Now that we had cleared the ground around Idomeneus struggled to his feet. We shamed the rest of our line forward. The Phoenicians might have rallied then – but they didn’t. They hesitated for a moment – they were brave men, and they knew what the loss of their ships would mean. But they decided that retreat was the wiser option, and they went up the beach, still cohesive enough to drag their wounded and one of their leaders with them.
The sun had set and the only light was the red autumn sky and the fires of the town. The Thracians still outnumbered us, but they were retreating, flowing up the hillside like a herd of deer, and Stephanos was harrying them from the left, his best runners trying to outrun the Thracians to the crest of the long hill above the town.
I flexed my hand. Some feeling was returning.
At that point, Aristagoras elected to bring his men out of the citadel in a sortie. It was typical of the bastard – too late to help win the victory, too soon to come out in safety. His sortie caught the Thracians in the flank, though, and suddenly they had to turn or be eaten by the new threat and by Stephanos’s crew nipping at their heels like a hunting pack.

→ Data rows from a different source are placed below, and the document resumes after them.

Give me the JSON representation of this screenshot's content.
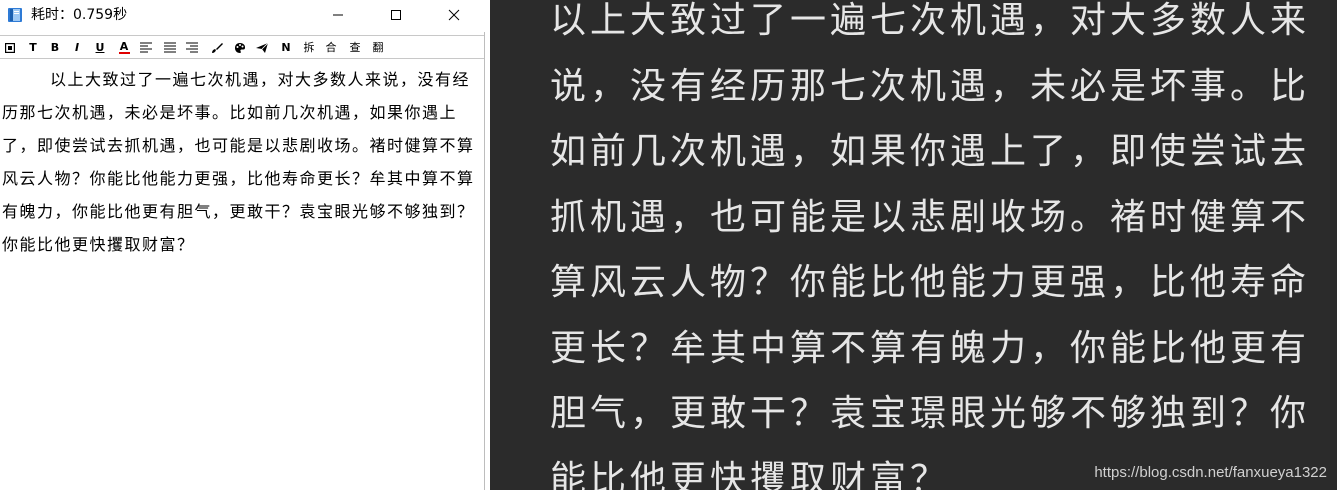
{
  "window": {
    "title": "耗时：0.759秒",
    "app_icon": "book-icon",
    "controls": [
      "minimize-icon",
      "maximize-icon",
      "close-icon"
    ]
  },
  "toolbar": {
    "buttons": [
      {
        "icon": "stop-icon",
        "label": "▣"
      },
      {
        "icon": "text-t-icon",
        "label": "T"
      },
      {
        "icon": "bold-icon",
        "label": "B"
      },
      {
        "icon": "italic-icon",
        "label": "I"
      },
      {
        "icon": "underline-icon",
        "label": "U"
      },
      {
        "icon": "font-color-icon",
        "label": "A"
      },
      {
        "icon": "align-left-icon",
        "label": ""
      },
      {
        "icon": "align-justify-icon",
        "label": ""
      },
      {
        "icon": "align-right-icon",
        "label": ""
      },
      {
        "icon": "brush-icon",
        "label": ""
      },
      {
        "icon": "palette-icon",
        "label": ""
      },
      {
        "icon": "send-icon",
        "label": ""
      },
      {
        "icon": "n-icon",
        "label": "N"
      },
      {
        "icon": "split-text",
        "label": "拆"
      },
      {
        "icon": "merge-text",
        "label": "合"
      },
      {
        "icon": "lookup-text",
        "label": "查"
      },
      {
        "icon": "translate-text",
        "label": "翻"
      }
    ],
    "colors": {
      "font_color_underline": "#e00000"
    }
  },
  "document": {
    "text": "以上大致过了一遍七次机遇，对大多数人来说，没有经历那七次机遇，未必是坏事。比如前几次机遇，如果你遇上了，即使尝试去抓机遇，也可能是以悲剧收场。褚时健算不算风云人物？你能比他能力更强，比他寿命更长？牟其中算不算有魄力，你能比他更有胆气，更敢干？袁宝眼光够不够独到？你能比他更快攫取财富？"
  },
  "preview": {
    "text": "以上大致过了一遍七次机遇，对大多数人来说，没有经历那七次机遇，未必是坏事。比如前几次机遇，如果你遇上了，即使尝试去抓机遇，也可能是以悲剧收场。褚时健算不算风云人物？你能比他能力更强，比他寿命更长？牟其中算不算有魄力，你能比他更有胆气，更敢干？袁宝璟眼光够不够独到？你能比他更快攫取财富？",
    "watermark": "https://blog.csdn.net/fanxueya1322",
    "colors": {
      "background": "#2b2b2b",
      "text": "#e6e6e6"
    }
  }
}
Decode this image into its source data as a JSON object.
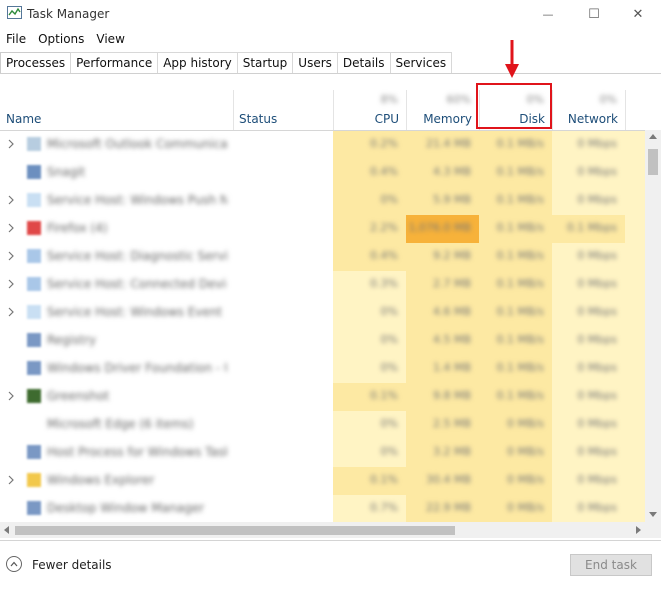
{
  "window": {
    "title": "Task Manager",
    "controls": {
      "minimize": "—",
      "maximize": "☐",
      "close": "✕"
    }
  },
  "menu": {
    "items": [
      "File",
      "Options",
      "View"
    ]
  },
  "tabs": [
    {
      "label": "Processes",
      "active": true
    },
    {
      "label": "Performance"
    },
    {
      "label": "App history"
    },
    {
      "label": "Startup"
    },
    {
      "label": "Users"
    },
    {
      "label": "Details"
    },
    {
      "label": "Services"
    }
  ],
  "columns": {
    "name": "Name",
    "status": "Status",
    "cpu": {
      "label": "CPU",
      "total": "8%"
    },
    "memory": {
      "label": "Memory",
      "total": "60%"
    },
    "disk": {
      "label": "Disk",
      "total": "0%"
    },
    "network": {
      "label": "Network",
      "total": "0%"
    }
  },
  "processes": [
    {
      "expandable": true,
      "icon_color": "#b7cde0",
      "name": "Microsoft Outlook Communications",
      "cpu": "0.2%",
      "memory": "21.4 MB",
      "disk": "0.1 MB/s",
      "network": "0 Mbps"
    },
    {
      "expandable": false,
      "icon_color": "#6c8fbf",
      "name": "Snagit",
      "cpu": "0.4%",
      "memory": "4.3 MB",
      "disk": "0.1 MB/s",
      "network": "0 Mbps"
    },
    {
      "expandable": true,
      "icon_color": "#c9dff3",
      "name": "Service Host: Windows Push No...",
      "cpu": "0%",
      "memory": "5.9 MB",
      "disk": "0.1 MB/s",
      "network": "0 Mbps"
    },
    {
      "expandable": true,
      "icon_color": "#e04848",
      "name": "Firefox (4)",
      "cpu": "2.2%",
      "memory": "1,076.0 MB",
      "disk": "0.1 MB/s",
      "network": "0.1 Mbps"
    },
    {
      "expandable": true,
      "icon_color": "#a9c7e8",
      "name": "Service Host: Diagnostic Service",
      "cpu": "0.4%",
      "memory": "9.2 MB",
      "disk": "0.1 MB/s",
      "network": "0 Mbps"
    },
    {
      "expandable": true,
      "icon_color": "#a9c7e8",
      "name": "Service Host: Connected Devic...",
      "cpu": "0.3%",
      "memory": "2.7 MB",
      "disk": "0.1 MB/s",
      "network": "0 Mbps"
    },
    {
      "expandable": true,
      "icon_color": "#c9dff3",
      "name": "Service Host: Windows Event Log",
      "cpu": "0%",
      "memory": "4.6 MB",
      "disk": "0.1 MB/s",
      "network": "0 Mbps"
    },
    {
      "expandable": false,
      "icon_color": "#7a98c4",
      "name": "Registry",
      "cpu": "0%",
      "memory": "4.5 MB",
      "disk": "0.1 MB/s",
      "network": "0 Mbps"
    },
    {
      "expandable": false,
      "icon_color": "#7a98c4",
      "name": "Windows Driver Foundation - U...",
      "cpu": "0%",
      "memory": "1.4 MB",
      "disk": "0.1 MB/s",
      "network": "0 Mbps"
    },
    {
      "expandable": true,
      "icon_color": "#3e6b2f",
      "name": "Greenshot",
      "cpu": "0.1%",
      "memory": "9.8 MB",
      "disk": "0.1 MB/s",
      "network": "0 Mbps"
    },
    {
      "expandable": false,
      "icon_color": "",
      "name": "Microsoft Edge (6 items)",
      "cpu": "0%",
      "memory": "2.5 MB",
      "disk": "0 MB/s",
      "network": "0 Mbps"
    },
    {
      "expandable": false,
      "icon_color": "#7a98c4",
      "name": "Host Process for Windows Tasks",
      "cpu": "0%",
      "memory": "3.2 MB",
      "disk": "0 MB/s",
      "network": "0 Mbps"
    },
    {
      "expandable": true,
      "icon_color": "#f2c84b",
      "name": "Windows Explorer",
      "cpu": "0.1%",
      "memory": "30.4 MB",
      "disk": "0 MB/s",
      "network": "0 Mbps"
    },
    {
      "expandable": false,
      "icon_color": "#7a98c4",
      "name": "Desktop Window Manager",
      "cpu": "0.7%",
      "memory": "22.9 MB",
      "disk": "0 MB/s",
      "network": "0 Mbps"
    }
  ],
  "footer": {
    "fewer_details": "Fewer details",
    "end_task": "End task"
  },
  "colors": {
    "heat_low": "#fff4c4",
    "heat_mid": "#fde9a3",
    "heat_high": "#f9cf62",
    "heat_hot": "#f7b23a",
    "annotation": "#e0141b",
    "header_text": "#1e4e79"
  }
}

I could see it all happening in the red light on the hillside above me. It was unreal – I have never seen such light again, red as blood – and I knew that Ares himself was watching us, that we were on his dance floor, and he would judge us.
I could see the swan on Aristagoras’s helmet and I knew who he was. And thanks to the folds in the hill, I could see what neither he nor Stephanos could see – there was another contingent of Thracians behind a parallel crest.
And I was already tired.
Too bad. I wanted Aristagoras dead, and I would never have a better chance than now.
I’ve made all this seem to last a long time, but in truth, Miltiades’ marines were still coming off his stern and some of our ships were just coming ashore – it had all happened that fast. But if you want to know what fatigue is, fight for your life for three or four hundred heartbeats, then run up a rocky hillside at dusk with a hundred men baying at your heels. My scale shirt felt as if it weighed as much as my body, and my helmet sat on my head like the weight of the world on Atlas’s shoulders. Who am I to complain? Many of my rear-rankers had rowed all day.